Where do I get the Maharashtra State Board Books PDF For free download?

You can download the Maharashtra State Board Books from the eBalbharti official website, i.e. cart.ebalbharati.in or from this article.

How to Download Maharashtra State Board Books?

Students can get the Maharashtra Books for primary, secondary, and senior secondary classes from here.  You can view or download the Maharashtra State Board Books from this page or from the official website for free of cost.
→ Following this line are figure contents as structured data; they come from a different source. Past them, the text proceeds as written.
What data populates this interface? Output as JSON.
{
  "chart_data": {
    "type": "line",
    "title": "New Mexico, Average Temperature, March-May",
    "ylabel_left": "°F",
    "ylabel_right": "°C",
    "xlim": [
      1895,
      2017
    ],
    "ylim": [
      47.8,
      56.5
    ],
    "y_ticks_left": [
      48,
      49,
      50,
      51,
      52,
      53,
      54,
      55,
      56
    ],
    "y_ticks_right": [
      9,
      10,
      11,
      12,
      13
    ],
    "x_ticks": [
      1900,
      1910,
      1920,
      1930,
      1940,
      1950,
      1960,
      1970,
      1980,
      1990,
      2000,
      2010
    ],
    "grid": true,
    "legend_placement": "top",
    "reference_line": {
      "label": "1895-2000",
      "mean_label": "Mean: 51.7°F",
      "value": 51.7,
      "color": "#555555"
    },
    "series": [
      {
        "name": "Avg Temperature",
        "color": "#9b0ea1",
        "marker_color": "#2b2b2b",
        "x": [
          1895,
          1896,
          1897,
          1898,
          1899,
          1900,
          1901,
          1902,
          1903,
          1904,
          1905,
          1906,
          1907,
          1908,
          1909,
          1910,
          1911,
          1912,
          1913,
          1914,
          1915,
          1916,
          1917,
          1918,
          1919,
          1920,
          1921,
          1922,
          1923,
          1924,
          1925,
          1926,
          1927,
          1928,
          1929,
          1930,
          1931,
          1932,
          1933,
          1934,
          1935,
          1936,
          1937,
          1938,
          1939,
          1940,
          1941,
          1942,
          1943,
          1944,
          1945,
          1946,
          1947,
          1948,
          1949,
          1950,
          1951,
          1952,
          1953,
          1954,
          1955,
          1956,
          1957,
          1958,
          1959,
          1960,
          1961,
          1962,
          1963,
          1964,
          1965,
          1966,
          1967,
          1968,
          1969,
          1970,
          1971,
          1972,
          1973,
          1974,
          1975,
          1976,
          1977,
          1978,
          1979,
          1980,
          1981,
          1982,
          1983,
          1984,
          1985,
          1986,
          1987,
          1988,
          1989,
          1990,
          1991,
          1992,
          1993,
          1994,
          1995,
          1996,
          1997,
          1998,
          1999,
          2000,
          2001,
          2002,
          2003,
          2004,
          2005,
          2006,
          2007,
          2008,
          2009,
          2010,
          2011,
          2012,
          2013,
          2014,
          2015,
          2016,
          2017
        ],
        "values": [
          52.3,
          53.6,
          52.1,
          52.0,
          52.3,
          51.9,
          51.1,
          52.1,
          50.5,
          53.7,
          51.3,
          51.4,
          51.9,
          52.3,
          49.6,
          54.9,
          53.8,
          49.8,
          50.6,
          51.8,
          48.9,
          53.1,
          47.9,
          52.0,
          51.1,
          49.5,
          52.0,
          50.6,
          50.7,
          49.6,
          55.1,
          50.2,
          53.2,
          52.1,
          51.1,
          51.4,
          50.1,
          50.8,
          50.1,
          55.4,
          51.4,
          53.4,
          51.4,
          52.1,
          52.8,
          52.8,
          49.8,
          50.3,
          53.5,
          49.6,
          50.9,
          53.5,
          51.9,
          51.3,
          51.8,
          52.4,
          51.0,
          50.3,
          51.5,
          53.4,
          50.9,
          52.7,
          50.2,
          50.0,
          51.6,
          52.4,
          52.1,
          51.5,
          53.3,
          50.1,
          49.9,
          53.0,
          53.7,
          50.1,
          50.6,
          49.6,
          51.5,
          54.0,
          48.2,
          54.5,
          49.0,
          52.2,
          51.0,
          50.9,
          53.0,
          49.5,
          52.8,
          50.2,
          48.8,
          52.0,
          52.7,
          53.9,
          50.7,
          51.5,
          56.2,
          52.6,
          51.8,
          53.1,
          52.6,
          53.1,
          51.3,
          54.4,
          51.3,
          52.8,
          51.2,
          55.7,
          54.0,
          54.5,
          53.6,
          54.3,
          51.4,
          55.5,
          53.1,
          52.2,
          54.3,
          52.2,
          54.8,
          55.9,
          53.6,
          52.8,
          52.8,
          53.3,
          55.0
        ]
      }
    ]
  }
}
Students can follow the detailed steps below to visit the official website and download the e-books for all subjects or a specific subject in different mediums.
Step 1: Visit the official website ebalbharati.in
Step 2: On the top of the screen, select “Download PDF textbooks” 
Step 3: From the “Classes” section, select your class.
Step 4: From “Medium”, select the medium suitable to you.
Step 5: All Maharashtra board books for your class will now be displayed on the right side. 
Step 6: Click on the “Download” option to download the PDF book.

Who developed the Maharashtra State board books?

As of now, the MSCERT and Balbharti are responsible for the syllabus and textbooks of Classes 1 to 8, while Classes 9 and 10 are under the Maharashtra State Board of Secondary and Higher Secondary Education (MSBSHSE).

How many state boards are there in Maharashtra?

The Maharashtra State Board of Secondary & Higher Secondary Education, conducts the HSC and SSC Examinations in the state of Maharashtra through its nine Divisional Boards located at Pune, Mumbai, Aurangabad, Nasik, Kolhapur, Amravati, Latur, Nagpur and Ratnagiri.

About Maharashtra State Board (MSBSHSE)

The Maharashtra State Board of Secondary and Higher Secondary Education or MSBSHSE (Marathi: महाराष्ट्र राज्य माध्यमिक आणि उच्च माध्यमिक शिक्षण मंडळ), is an autonomous and statutory body established in 1965. The board was amended in the year 1977 under the provisions of the Maharashtra Act No. 41 of 1965.

The Maharashtra State Board of Secondary & Higher Secondary Education (MSBSHSE), Pune is an independent body of the Maharashtra Government. There are more than 1.4 million students that appear in the examination every year. The Maha State Board conducts the board examination twice a year. This board conducts the examination for SSC and HSC. 

The Maharashtra government established the Maharashtra State Bureau of Textbook Production and Curriculum Research, also commonly referred to as Ebalbharati, in 1967 to take up the responsibility of providing quality textbooks to students from all classes studying under the Maharashtra State Board. MSBHSE prepares and updates the curriculum to provide holistic development for students. It is designed to tackle the difficulty in understanding the concepts with simple language with simple illustrations. Every year around 10 lakh students are enrolled in schools that are affiliated with the Maharashtra State Board.